On Friday, I am having surgery. The details of this particular surgery will remain intentionally vague. I’m convinced that there are certain things you don’t want to know about me. What I will say is that the surgery involves repairing what childbirth did to me. Yep, it will be as much fun as it sounds.
I have to begin a clear liquid diet on Wednesday morning (after breakfast) and continue that clear liquid diet until Thursday night. Then, I will be fasting until the surgery on Friday morning. I’ll be checking myself in at the ER registration desk at 5:30 Friday morning. As I’m going in to surgery, Tim will be dropping the kids off at day care and heading to work.
By noon, Friday, I should be out of anesthesia and getting settled into my room in the hospital, where I’ll be hanging out for 3-5 days. The only time I’ve spent in the hospital, prior to this, has been the birth of my two children. I guess, this stay can be attributed to my children, as well.
I’m not all that concerned about the surgery itself. The surgeon described the procedure in a very straightforward way. I realize that any time you are under anesthesia, there are certain risks. The procedure itself has potential risks, but they are rare. I know that it is part of the surgeon’s job to make the procedure sound routine and to ensure that I put my trust in him. I guess he did a good job, because I feel confident that everything that will be fine.
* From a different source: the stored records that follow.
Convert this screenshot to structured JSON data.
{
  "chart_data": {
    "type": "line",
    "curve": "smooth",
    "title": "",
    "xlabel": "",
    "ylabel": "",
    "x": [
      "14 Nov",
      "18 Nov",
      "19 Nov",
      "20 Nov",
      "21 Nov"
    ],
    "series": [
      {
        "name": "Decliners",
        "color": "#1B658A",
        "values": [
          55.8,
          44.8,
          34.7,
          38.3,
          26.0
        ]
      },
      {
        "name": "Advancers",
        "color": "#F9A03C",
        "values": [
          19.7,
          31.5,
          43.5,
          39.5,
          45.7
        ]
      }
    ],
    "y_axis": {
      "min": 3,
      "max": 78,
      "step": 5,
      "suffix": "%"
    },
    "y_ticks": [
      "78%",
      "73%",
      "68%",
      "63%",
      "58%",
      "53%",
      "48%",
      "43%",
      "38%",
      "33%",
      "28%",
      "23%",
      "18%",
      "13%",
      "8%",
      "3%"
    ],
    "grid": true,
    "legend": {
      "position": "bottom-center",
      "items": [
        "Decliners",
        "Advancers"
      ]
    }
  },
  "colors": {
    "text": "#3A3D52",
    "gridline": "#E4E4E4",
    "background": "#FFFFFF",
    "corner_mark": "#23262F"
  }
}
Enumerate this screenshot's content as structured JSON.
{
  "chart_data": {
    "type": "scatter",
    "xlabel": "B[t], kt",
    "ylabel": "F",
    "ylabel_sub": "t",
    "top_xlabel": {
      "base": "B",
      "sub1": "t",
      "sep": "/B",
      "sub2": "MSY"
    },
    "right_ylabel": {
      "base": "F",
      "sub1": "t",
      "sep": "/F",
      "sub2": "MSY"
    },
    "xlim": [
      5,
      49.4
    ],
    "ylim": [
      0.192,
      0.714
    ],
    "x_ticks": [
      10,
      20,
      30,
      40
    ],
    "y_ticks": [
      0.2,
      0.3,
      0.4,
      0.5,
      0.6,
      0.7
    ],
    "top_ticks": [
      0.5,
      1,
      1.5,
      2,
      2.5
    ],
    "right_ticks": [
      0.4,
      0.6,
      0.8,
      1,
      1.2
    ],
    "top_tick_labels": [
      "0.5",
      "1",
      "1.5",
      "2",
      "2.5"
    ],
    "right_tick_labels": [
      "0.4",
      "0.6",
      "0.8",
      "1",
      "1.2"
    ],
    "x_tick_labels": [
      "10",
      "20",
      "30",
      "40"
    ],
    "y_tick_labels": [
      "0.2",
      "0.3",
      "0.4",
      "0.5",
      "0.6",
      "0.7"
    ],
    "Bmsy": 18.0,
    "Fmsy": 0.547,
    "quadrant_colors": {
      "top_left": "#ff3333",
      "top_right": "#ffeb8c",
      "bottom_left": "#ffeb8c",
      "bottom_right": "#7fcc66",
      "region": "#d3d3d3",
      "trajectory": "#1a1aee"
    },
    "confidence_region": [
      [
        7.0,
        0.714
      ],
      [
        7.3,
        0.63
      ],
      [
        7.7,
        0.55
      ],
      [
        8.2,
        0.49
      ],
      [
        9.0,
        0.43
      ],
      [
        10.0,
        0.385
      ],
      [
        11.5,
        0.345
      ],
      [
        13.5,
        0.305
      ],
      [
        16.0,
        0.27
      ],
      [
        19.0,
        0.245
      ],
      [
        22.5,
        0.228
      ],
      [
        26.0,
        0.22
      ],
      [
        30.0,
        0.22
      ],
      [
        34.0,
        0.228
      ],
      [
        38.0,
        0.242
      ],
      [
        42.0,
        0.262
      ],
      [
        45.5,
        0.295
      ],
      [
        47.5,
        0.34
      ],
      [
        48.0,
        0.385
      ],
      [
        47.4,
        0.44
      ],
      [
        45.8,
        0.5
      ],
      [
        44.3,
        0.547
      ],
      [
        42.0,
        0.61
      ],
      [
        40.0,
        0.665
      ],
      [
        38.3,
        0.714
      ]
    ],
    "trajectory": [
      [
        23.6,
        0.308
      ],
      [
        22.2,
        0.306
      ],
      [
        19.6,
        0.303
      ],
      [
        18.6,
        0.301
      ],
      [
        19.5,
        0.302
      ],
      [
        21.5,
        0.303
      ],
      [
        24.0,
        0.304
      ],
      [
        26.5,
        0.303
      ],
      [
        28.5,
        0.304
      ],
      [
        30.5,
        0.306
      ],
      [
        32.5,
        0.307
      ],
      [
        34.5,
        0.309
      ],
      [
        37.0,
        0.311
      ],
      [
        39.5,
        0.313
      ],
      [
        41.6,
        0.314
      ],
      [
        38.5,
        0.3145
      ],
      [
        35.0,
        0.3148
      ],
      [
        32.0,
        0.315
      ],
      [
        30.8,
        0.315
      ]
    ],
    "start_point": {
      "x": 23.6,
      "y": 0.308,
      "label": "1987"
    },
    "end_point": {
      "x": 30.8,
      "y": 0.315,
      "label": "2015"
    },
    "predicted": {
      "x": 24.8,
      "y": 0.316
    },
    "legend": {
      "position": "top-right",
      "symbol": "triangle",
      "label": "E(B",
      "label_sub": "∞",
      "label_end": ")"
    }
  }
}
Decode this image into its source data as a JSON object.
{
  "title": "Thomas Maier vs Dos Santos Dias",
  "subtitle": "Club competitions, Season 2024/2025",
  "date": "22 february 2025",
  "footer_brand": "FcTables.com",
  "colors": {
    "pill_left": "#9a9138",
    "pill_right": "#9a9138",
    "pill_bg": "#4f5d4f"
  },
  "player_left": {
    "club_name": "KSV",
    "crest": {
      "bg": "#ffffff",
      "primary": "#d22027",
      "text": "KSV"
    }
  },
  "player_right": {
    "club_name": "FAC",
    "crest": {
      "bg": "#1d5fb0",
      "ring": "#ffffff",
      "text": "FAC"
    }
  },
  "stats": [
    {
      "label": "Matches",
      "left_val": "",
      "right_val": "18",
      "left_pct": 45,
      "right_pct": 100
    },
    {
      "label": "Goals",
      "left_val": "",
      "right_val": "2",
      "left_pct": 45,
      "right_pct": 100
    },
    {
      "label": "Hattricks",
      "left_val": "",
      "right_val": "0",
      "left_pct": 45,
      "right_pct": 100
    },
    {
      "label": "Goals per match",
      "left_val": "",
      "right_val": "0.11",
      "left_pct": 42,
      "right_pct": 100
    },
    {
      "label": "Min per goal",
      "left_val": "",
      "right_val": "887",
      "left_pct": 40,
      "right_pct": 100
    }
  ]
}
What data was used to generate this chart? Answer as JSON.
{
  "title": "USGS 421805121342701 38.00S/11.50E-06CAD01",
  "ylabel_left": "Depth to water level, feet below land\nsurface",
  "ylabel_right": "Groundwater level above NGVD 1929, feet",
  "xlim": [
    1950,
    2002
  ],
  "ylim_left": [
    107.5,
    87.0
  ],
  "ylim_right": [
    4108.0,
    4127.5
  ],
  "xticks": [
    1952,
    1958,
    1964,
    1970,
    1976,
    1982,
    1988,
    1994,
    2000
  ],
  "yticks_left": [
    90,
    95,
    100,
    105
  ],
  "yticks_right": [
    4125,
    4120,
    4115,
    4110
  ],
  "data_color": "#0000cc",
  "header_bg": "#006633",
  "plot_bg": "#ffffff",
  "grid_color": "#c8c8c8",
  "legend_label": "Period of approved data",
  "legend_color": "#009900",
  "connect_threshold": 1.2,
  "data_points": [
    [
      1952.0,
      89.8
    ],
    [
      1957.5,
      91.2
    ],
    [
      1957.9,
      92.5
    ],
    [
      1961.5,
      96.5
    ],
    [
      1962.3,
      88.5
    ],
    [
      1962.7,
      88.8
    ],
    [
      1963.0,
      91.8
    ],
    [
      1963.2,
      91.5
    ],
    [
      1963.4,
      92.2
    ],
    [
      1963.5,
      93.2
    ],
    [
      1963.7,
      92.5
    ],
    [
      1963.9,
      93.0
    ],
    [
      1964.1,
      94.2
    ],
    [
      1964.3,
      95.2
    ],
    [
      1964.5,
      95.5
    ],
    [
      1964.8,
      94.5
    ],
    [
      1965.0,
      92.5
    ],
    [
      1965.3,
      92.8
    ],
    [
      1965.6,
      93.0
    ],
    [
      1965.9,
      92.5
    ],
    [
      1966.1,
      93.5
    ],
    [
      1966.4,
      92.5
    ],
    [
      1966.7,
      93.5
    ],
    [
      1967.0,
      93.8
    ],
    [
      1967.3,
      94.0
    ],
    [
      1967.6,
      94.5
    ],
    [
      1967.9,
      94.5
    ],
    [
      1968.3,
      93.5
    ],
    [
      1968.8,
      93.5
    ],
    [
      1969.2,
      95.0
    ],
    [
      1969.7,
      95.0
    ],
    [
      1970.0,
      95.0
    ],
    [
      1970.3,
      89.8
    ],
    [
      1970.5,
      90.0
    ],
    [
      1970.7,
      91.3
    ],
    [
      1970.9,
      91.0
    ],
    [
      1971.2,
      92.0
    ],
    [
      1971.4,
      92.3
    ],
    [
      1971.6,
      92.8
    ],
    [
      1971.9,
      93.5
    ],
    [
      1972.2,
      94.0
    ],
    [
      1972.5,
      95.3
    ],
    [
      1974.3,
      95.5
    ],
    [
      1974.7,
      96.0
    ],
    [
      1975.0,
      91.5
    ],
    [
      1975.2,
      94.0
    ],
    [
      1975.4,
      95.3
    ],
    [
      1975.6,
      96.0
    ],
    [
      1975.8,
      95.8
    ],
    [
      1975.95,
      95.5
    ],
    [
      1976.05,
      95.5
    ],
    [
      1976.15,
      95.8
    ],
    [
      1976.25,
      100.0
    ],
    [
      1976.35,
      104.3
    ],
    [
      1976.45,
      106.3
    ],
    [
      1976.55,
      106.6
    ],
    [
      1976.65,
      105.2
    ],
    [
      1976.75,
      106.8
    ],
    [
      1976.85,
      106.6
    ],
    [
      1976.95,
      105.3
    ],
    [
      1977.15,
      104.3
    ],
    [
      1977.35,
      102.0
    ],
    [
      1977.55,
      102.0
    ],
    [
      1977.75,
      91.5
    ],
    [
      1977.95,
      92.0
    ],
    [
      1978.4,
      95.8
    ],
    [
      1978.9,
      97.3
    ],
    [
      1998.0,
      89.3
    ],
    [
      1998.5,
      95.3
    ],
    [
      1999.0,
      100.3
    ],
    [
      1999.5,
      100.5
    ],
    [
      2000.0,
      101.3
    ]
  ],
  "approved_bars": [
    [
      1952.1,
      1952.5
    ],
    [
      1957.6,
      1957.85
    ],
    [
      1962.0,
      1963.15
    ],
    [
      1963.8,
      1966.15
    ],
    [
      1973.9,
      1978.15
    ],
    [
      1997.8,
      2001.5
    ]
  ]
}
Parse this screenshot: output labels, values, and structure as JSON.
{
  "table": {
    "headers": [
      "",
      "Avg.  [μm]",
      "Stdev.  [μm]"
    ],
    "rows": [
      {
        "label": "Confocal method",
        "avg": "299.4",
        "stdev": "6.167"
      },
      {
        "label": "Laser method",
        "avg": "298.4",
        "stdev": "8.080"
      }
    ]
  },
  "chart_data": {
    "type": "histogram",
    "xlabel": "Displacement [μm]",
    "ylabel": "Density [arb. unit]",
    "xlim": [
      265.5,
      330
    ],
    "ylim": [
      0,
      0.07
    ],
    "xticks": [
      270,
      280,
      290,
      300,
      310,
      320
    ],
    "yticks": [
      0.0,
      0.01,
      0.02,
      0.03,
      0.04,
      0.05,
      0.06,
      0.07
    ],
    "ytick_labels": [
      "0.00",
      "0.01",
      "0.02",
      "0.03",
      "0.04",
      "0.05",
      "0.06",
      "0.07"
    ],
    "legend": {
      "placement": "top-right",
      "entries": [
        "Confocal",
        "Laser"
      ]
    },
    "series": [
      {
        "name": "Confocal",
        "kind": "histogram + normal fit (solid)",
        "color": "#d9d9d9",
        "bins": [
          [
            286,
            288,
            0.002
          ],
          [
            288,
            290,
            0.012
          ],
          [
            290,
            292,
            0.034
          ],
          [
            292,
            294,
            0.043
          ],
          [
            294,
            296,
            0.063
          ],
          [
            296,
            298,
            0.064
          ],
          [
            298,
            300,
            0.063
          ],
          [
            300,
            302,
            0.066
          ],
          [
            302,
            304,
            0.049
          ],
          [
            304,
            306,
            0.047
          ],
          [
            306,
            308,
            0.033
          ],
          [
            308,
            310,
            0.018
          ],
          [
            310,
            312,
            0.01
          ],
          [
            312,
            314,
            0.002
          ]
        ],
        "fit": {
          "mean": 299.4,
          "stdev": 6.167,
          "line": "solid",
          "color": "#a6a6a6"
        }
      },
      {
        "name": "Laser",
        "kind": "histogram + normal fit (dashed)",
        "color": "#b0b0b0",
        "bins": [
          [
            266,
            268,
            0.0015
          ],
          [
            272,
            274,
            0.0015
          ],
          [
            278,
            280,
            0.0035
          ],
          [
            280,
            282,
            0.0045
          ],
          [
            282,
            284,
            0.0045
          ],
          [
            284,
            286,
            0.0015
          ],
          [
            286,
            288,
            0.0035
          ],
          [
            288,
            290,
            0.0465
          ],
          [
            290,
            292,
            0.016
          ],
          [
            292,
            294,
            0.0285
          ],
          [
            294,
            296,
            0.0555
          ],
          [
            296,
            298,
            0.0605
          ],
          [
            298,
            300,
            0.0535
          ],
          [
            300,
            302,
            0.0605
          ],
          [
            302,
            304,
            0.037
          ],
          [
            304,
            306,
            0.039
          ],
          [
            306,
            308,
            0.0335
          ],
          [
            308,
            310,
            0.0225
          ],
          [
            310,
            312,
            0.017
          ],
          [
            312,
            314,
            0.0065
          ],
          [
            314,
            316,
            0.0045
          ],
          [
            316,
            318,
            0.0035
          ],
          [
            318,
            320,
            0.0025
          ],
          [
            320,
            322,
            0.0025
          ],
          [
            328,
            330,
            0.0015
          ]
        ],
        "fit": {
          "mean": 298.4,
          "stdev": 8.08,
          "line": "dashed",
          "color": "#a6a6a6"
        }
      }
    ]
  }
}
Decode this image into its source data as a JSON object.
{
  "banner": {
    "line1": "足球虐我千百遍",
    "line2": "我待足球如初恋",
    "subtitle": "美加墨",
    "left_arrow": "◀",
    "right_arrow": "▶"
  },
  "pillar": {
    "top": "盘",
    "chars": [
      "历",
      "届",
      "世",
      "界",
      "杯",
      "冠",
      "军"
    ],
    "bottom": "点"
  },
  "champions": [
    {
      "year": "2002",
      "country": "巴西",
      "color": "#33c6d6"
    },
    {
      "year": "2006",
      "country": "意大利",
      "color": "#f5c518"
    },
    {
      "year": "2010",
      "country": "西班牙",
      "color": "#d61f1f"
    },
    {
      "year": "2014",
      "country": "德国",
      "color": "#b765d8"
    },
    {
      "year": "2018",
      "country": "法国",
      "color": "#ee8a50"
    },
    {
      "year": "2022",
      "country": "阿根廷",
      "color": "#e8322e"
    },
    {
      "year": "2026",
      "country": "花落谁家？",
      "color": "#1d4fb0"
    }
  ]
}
I’m not exactly sure what the recovery process will be like. I will be off work for three weeks, until the beginning of January. I’ve been told that I won’t be able to run for 6 weeks. (I’m hoping that was a generous estimate and that once I have my post-op check up, he’ll clear me for activity sooner than 6 weeks.) I will also have lifting restrictions. I am imagining some time to catch up on much needed sleep. That is probably wishful thinking. I’m not sure how I’ll be able to rest once I get home and get back to the kids.
I am a little concerned about how Tim and the boys are going to get along without me while I’m in the hospital and during my recovery. We usually tag-team the kids in the morning before work. It can be very difficult to get Jaden to bed if Logan is fussy. And it is just exhausting to chase after both boys without anyone to go to for a reprieve. At least my mom is willing to watch the boys on Saturday while Tim is at work.
I should probably stock up on frozen pizzas. That is Tim’s go-to meal if I’m not going to be around for dinner. I did put some stuff in the freezer, but I have a feeling that they will still be there when I get home. Which will be fine. I’m sure I won’t feel much like cooking.
I’ve also had to wean Logan. I hate it…for more than just the obvious discomfort. I was really hoping to be able to nurse Logan for a year. I hate the feeling of inadequacy I have knowing that I won’t be able to nurse him for a full year. I am going to miss putting him to bed and getting to snuggle with him after he falls asleep. That, and formula is REALLY expensive. Oh, and Logan still isn’t sleeping through the night. Making a bottle can be a challenge when you’re pretty much asleep.
So…that is the nuts and bolts of the story. If you are so inclined, I would appreciate some prayers for the procedure and my recovery. And, even more so, please pray for Tim and the boys. It is going to be tough for them while I’m in the hospital. I’m hoping that Tim will be able to come down with the boys to visit me while I’m in the hospital. I can’t imagine going 3-5 days without seeing them.
p.s. Did anyone else notice that the Packers are 12-0?